Participating in large-scale data hygiene, letting consumers chart the course, and broadening the (investment) strategy are all tech-driven tenets that can help the retirement industry better adapt to and serve individual and societal change.

Retirement Revolution

The future state of retirement may appear only subtly changed - no holidays on Mars! - but will likely be defined by a more data-driven and fluid user experience. In addition, the idea that retirement is an individual experience may also shift, as changes in lifestyle and lifespan make the experience an integrated social issue, one in which technology can play a meaningful role - including affecting the nature and duration of the employer relationship.

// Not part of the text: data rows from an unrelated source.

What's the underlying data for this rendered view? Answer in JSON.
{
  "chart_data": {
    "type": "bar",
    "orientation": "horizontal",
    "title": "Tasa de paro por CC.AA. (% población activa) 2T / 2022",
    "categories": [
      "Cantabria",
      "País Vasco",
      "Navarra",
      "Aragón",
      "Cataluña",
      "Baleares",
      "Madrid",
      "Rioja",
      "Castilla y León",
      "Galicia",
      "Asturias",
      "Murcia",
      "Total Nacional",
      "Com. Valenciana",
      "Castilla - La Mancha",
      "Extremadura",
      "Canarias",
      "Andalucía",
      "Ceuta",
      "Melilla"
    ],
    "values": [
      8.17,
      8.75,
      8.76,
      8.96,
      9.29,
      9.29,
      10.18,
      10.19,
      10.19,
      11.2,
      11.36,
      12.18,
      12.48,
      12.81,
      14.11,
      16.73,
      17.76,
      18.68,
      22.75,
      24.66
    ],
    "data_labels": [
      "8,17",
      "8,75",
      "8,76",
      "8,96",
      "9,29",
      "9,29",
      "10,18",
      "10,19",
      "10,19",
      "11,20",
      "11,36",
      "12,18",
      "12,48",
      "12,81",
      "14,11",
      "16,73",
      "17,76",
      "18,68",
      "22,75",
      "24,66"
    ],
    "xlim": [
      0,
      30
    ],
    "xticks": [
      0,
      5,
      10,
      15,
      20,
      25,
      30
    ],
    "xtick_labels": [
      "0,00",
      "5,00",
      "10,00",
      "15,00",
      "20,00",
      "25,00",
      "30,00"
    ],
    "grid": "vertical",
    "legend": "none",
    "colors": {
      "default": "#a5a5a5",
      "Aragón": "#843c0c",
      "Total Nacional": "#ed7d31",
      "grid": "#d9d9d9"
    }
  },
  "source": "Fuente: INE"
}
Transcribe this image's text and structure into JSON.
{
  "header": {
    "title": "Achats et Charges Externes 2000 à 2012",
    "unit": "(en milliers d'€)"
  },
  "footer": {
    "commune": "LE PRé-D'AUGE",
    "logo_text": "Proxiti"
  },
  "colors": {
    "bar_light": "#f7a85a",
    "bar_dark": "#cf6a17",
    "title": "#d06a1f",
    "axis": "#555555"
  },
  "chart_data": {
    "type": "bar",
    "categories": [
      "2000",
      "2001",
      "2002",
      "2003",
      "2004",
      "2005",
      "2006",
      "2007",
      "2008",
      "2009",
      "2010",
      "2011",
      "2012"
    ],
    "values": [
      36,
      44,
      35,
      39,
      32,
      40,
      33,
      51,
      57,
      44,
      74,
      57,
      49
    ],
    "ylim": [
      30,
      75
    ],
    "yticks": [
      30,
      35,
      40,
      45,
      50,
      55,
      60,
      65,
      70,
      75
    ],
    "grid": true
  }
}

As savers move toward accessing a fuller financial picture, including health savings accounts, outside accounts and Social Security, employers may gain a different perspective on participant readiness - to and through retirement - and manage employees and service providers differently. Early findings in this year’s GR3 research suggest that employers’ limited view into employee readiness has stalled support and solution development, as few know what they are solving for.

By focusing on building a centralized data portrait per participant, curating a client experience to meet the needs and wants of tomorrow’s savers and seeing investment strategy differently, retirement asset managers, sponsors, and recordkeepers can reinvent the future of retirement.